El cautiverio en calabozo trazó, especialmente durante la dictadura militar de Alfredo Stroessner, marcas brutales en la memoria: en muchos casos, demasiados, los presos políticos eran confinados y aislados en mazmorras sofocantes que generaban daños físicos y psicológicos. Los complejos traumas que configuraban el llamado “síndrome del encierro compartido” producían casos de heroica sobrevivencia y de camaradería ejemplar o eventos de degradación anímica y deterioro de las relaciones interpersonales; todos ellos liberados de la lógica del tiempo y la garantía de la razón. En la obra, el momento siniestro aparece reforzado por la representación de la tortura, en modo de juego, pero siempre feroz.
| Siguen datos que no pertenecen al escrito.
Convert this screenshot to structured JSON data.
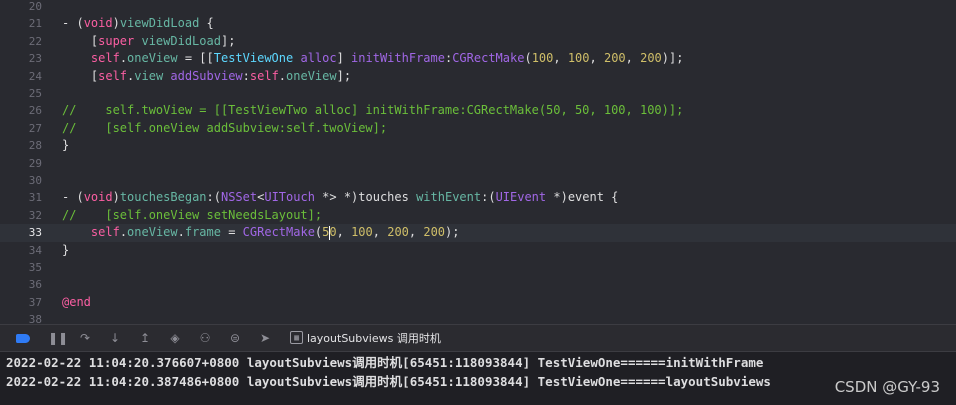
{
  "editor": {
    "lines": [
      {
        "n": "20",
        "tokens": []
      },
      {
        "n": "21",
        "tokens": [
          [
            "cm",
            "- ("
          ],
          [
            "k",
            "void"
          ],
          [
            "cm",
            ")"
          ],
          [
            "f",
            "viewDidLoad"
          ],
          [
            "cm",
            " {"
          ]
        ]
      },
      {
        "n": "22",
        "tokens": [
          [
            "cm",
            "    ["
          ],
          [
            "k",
            "super"
          ],
          [
            "cm",
            " "
          ],
          [
            "f",
            "viewDidLoad"
          ],
          [
            "cm",
            "];"
          ]
        ]
      },
      {
        "n": "23",
        "tokens": [
          [
            "cm",
            "    "
          ],
          [
            "k",
            "self"
          ],
          [
            "cm",
            "."
          ],
          [
            "f",
            "oneView"
          ],
          [
            "cm",
            " = [["
          ],
          [
            "t",
            "TestViewOne"
          ],
          [
            "cm",
            " "
          ],
          [
            "p",
            "alloc"
          ],
          [
            "cm",
            "] "
          ],
          [
            "p",
            "initWithFrame"
          ],
          [
            "cm",
            ":"
          ],
          [
            "p",
            "CGRectMake"
          ],
          [
            "cm",
            "("
          ],
          [
            "n",
            "100"
          ],
          [
            "cm",
            ", "
          ],
          [
            "n",
            "100"
          ],
          [
            "cm",
            ", "
          ],
          [
            "n",
            "200"
          ],
          [
            "cm",
            ", "
          ],
          [
            "n",
            "200"
          ],
          [
            "cm",
            ")];"
          ]
        ]
      },
      {
        "n": "24",
        "tokens": [
          [
            "cm",
            "    ["
          ],
          [
            "k",
            "self"
          ],
          [
            "cm",
            "."
          ],
          [
            "f",
            "view"
          ],
          [
            "cm",
            " "
          ],
          [
            "p",
            "addSubview"
          ],
          [
            "cm",
            ":"
          ],
          [
            "k",
            "self"
          ],
          [
            "cm",
            "."
          ],
          [
            "f",
            "oneView"
          ],
          [
            "cm",
            "];"
          ]
        ]
      },
      {
        "n": "25",
        "tokens": []
      },
      {
        "n": "26",
        "tokens": [
          [
            "c",
            "//    self.twoView = [[TestViewTwo alloc] initWithFrame:CGRectMake(50, 50, 100, 100)];"
          ]
        ]
      },
      {
        "n": "27",
        "tokens": [
          [
            "c",
            "//    [self.oneView addSubview:self.twoView];"
          ]
        ]
      },
      {
        "n": "28",
        "tokens": [
          [
            "cm",
            "}"
          ]
        ]
      },
      {
        "n": "29",
        "tokens": []
      },
      {
        "n": "30",
        "tokens": []
      },
      {
        "n": "31",
        "tokens": [
          [
            "cm",
            "- ("
          ],
          [
            "k",
            "void"
          ],
          [
            "cm",
            ")"
          ],
          [
            "f",
            "touchesBegan"
          ],
          [
            "cm",
            ":("
          ],
          [
            "p",
            "NSSet"
          ],
          [
            "cm",
            "<"
          ],
          [
            "p",
            "UITouch"
          ],
          [
            "cm",
            " *> *)touches "
          ],
          [
            "f",
            "withEvent"
          ],
          [
            "cm",
            ":("
          ],
          [
            "p",
            "UIEvent"
          ],
          [
            "cm",
            " *)event {"
          ]
        ]
      },
      {
        "n": "32",
        "tokens": [
          [
            "c",
            "//    [self.oneView setNeedsLayout];"
          ]
        ]
      },
      {
        "n": "33",
        "current": true,
        "tokens": [
          [
            "cm",
            "    "
          ],
          [
            "k",
            "self"
          ],
          [
            "cm",
            "."
          ],
          [
            "f",
            "oneView"
          ],
          [
            "cm",
            "."
          ],
          [
            "f",
            "frame"
          ],
          [
            "cm",
            " = "
          ],
          [
            "p",
            "CGRectMake"
          ],
          [
            "cm",
            "("
          ],
          [
            "n",
            "5"
          ],
          [
            "caret",
            ""
          ],
          [
            "n",
            "0"
          ],
          [
            "cm",
            ", "
          ],
          [
            "n",
            "100"
          ],
          [
            "cm",
            ", "
          ],
          [
            "n",
            "200"
          ],
          [
            "cm",
            ", "
          ],
          [
            "n",
            "200"
          ],
          [
            "cm",
            ");"
          ]
        ]
      },
      {
        "n": "34",
        "tokens": [
          [
            "cm",
            "}"
          ]
        ]
      },
      {
        "n": "35",
        "tokens": []
      },
      {
        "n": "36",
        "tokens": []
      },
      {
        "n": "37",
        "tokens": [
          [
            "k",
            "@end"
          ]
        ]
      },
      {
        "n": "38",
        "tokens": []
      }
    ]
  },
  "debugbar": {
    "frame_label": "layoutSubviews 调用时机",
    "icons": [
      "breakpoints-toggle-icon",
      "pause-icon",
      "step-over-icon",
      "step-into-icon",
      "step-out-icon",
      "view-hierarchy-icon",
      "memory-graph-icon",
      "environment-overrides-icon",
      "simulate-location-icon"
    ]
  },
  "console": {
    "lines": [
      "2022-02-22 11:04:20.376607+0800 layoutSubviews调用时机[65451:118093844] TestViewOne======initWithFrame",
      "2022-02-22 11:04:20.387486+0800 layoutSubviews调用时机[65451:118093844] TestViewOne======layoutSubviews"
    ]
  },
  "watermark": "CSDN @GY-93",
  "colors": {
    "keyword": "#fc5fa3",
    "function": "#67b7a4",
    "type": "#5dd8ff",
    "method": "#a167e6",
    "number": "#d0bf69",
    "comment": "#6bbf3a"
  }
}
La cuarentena global producida por la pandemia del Covid-19 reveló otras formas de convivencia forzada, impensables hasta entonces. Salvando las grandes diferencias, la misma sintomatología que la causada por el cautiverio ha promovido consecuencias equiparables. La habitación cerrada, el miedo a lo que ocurre afuera y se sufre adentro, tanto promovieron la resistencia y la solidaridad como ocasionaron oscuras alteraciones síquicas y trastornos en los vínculos intersubjetivos. En esos casos, el ser humano se enfrenta, como lo hacen los personajes de Veinticinco, a situaciones radicales que ponen a prueba no solo su resiliencia, sino su capacidad de fantasía para encontrar o inventar salidas alternativas, reales o ficticias, posibles al menos. No otra cosa puede hacer el teatro, como el arte en general, que habilitar la dimensión de lo posible, su ámbito más genuino y fructífero.

La pieza desemboca en una extraña escena de idealización, de utopía; tal vez de ironía. En cualquier caso, se trata de una apuesta por una creencia desesperada para enfrentar el desatino del final. La corporización de Euterpe, la musa de la música, el arquetipo mítico inalcanzable, solo es posible mediante la imaginación, capaz de sortear la distancia de la Cosa irrepresentable. La obra se cierra con la visión del personaje parnasiano radiante de aura y provisto de los atributos de la iconografía clásica. Presentar lo imposible es otra forma de invocar lo posible; la última carta que se reserva el arte. La más cabal quizá.

 

 

[1] Los textos entrecomillados corresponden a citas literales del libreto dramatúrgico.